I know what you're thinking, "why the hell take a $6500 Classic that will appreciate and sell it to afford a $6500 bike that will depreciate like crazy?"  Well, it's quite simple, I don't need an investment, I need transportation.  The money I'd need to spend to undo the damage of daily use would be better spend on my investment car, not my daily driver motorcycle.  A classic bike also requires some acts of preservation,  like not parking it where it can't be stolen, knocked over or rained on. These are promises I cannot keep when using it as my sole transportation in Seattle.   I also question whether all the short rides in the city are that good for it.   I go back and forth of course.

my two boxer powered classics.

I'm still clearly on the fence,  A few bikes have my attention still.   Fuel injection for those easy start and go mornings and an engine that's more narrow for easier parking in the city.   Keeping this bike forever would be my preference, but again, space is an issue and you can see from above I don't have much of it.  I figure if I could clear over $6500 for the Beemer, I could go shopping for one of the bikes below.  But they aren't much easier to find than a perfect BMW
2007 S2R Red Ducati, a bit common but still sexy as hell to me.   It's gotta have a red frame though.
In Europe you can find these in a 400cc displacment, which would be a great city bike.
Custom Triumph built by I-90 Motorsports.  Figure about$11K new, used is nearly impossible.
While these look light, they are heavy bastards,  super simple and tough though.  Oh, and overpriced.

Inspiration and my bike history.

 I spotted this photo of a great old bike on the wall at the Kennedy School in Portland..
Taken in 1928 Amo DeBernardis  sits astride his Indian motorcycle, I love that kidney belt.

Look closely and you'll see a more modern servicable motor insterted into this /2 BMW
Bikes like this serve as an inspiration that you can modernize if you have a good plan.  
You can also really screw it up badly if you don't have a good plan.  Hire somebody,
 like this bike's builder perhaps.  Chris Bynum

In no particular order are my previous attempts for motorcycle satisfaction below.
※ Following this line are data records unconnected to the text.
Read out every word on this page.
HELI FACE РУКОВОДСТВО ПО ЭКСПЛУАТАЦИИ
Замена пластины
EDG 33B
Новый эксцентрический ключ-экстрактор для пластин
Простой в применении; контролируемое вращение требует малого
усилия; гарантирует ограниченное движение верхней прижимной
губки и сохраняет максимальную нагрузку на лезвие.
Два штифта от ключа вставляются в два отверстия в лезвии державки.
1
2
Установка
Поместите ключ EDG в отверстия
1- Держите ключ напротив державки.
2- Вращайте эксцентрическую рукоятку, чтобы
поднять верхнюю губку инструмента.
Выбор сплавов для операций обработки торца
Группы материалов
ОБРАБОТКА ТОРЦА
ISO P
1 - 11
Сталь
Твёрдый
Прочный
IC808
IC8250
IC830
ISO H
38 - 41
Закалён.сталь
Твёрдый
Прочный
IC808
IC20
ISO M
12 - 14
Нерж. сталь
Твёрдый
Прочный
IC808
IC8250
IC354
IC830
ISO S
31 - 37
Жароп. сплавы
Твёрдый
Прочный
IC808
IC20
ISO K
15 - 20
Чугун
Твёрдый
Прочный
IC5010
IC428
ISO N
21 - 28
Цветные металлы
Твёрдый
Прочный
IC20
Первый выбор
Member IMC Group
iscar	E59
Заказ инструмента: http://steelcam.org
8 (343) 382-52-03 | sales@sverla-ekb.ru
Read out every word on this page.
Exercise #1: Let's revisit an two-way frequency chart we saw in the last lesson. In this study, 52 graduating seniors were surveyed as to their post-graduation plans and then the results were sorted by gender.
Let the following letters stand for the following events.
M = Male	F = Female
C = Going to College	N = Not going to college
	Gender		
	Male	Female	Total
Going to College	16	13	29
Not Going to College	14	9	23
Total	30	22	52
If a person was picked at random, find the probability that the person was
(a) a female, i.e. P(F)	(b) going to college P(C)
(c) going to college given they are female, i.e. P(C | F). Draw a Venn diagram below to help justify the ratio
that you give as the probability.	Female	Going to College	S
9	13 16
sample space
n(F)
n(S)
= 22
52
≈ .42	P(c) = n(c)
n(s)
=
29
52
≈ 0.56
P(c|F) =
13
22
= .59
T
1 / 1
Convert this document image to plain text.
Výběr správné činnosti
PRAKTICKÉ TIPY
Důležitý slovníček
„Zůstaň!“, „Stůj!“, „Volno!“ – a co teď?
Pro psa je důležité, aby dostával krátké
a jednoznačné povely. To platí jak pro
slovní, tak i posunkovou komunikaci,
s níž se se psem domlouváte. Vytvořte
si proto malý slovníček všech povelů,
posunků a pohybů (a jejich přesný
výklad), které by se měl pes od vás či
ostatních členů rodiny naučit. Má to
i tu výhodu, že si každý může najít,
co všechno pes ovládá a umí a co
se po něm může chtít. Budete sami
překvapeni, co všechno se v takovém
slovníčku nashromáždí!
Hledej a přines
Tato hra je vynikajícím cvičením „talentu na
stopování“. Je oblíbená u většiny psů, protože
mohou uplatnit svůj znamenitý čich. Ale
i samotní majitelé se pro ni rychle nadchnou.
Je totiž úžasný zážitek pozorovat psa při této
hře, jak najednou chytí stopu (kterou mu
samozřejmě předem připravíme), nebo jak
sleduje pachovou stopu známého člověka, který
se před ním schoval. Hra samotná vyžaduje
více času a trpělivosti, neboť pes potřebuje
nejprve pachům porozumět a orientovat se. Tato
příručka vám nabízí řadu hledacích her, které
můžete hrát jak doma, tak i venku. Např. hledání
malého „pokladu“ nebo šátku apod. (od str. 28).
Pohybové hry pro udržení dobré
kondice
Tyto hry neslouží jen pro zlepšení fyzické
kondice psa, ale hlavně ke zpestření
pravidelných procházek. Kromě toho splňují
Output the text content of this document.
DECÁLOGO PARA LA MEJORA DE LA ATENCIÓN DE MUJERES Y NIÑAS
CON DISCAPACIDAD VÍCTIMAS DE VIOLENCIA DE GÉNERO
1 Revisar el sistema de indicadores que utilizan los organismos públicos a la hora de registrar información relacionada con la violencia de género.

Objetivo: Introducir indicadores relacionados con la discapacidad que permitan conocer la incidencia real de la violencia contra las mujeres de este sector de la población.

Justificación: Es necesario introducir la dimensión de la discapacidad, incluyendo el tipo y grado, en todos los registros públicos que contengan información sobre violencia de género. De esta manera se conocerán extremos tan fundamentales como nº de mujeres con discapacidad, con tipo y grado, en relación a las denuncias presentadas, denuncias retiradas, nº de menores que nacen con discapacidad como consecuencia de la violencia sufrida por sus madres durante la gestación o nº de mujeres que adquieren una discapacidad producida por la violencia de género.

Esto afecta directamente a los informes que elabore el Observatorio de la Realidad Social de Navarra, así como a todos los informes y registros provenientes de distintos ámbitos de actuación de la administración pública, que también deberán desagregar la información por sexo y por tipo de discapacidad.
BMW K1100RS  Too big for a small guy like me.
 Also a bit oversized for downtown Seattle Living

Suzuki SV650  nearly perfect but I didn't like the passenger seating for my Catherine.
Labeled  a "beginner bike" the SV suffered the stigma of not doing 200mph.  WTF? 

Triumph Speed Triple,  too damn fast.  I was going to kill myself

Ducati Monster, a bit worn and needed carb work. 
Sold when the Triumph took it's space in the garage.
Warn bikes, in retrospect have the most character.

A gift from my wife,  My Triumph Scrambler was a good machine for passenger hauling..
Custom saddlbag and a few personalized touches, it looked pretty sharp for a new bike.

The SuperMagna by Honda couldn't hold saddlebags with those pipes.
And my improvised tail bag looked retarded.  I don't miss it much.

I'll spare you the photos of all the various dualsports, trust me, there were plenty.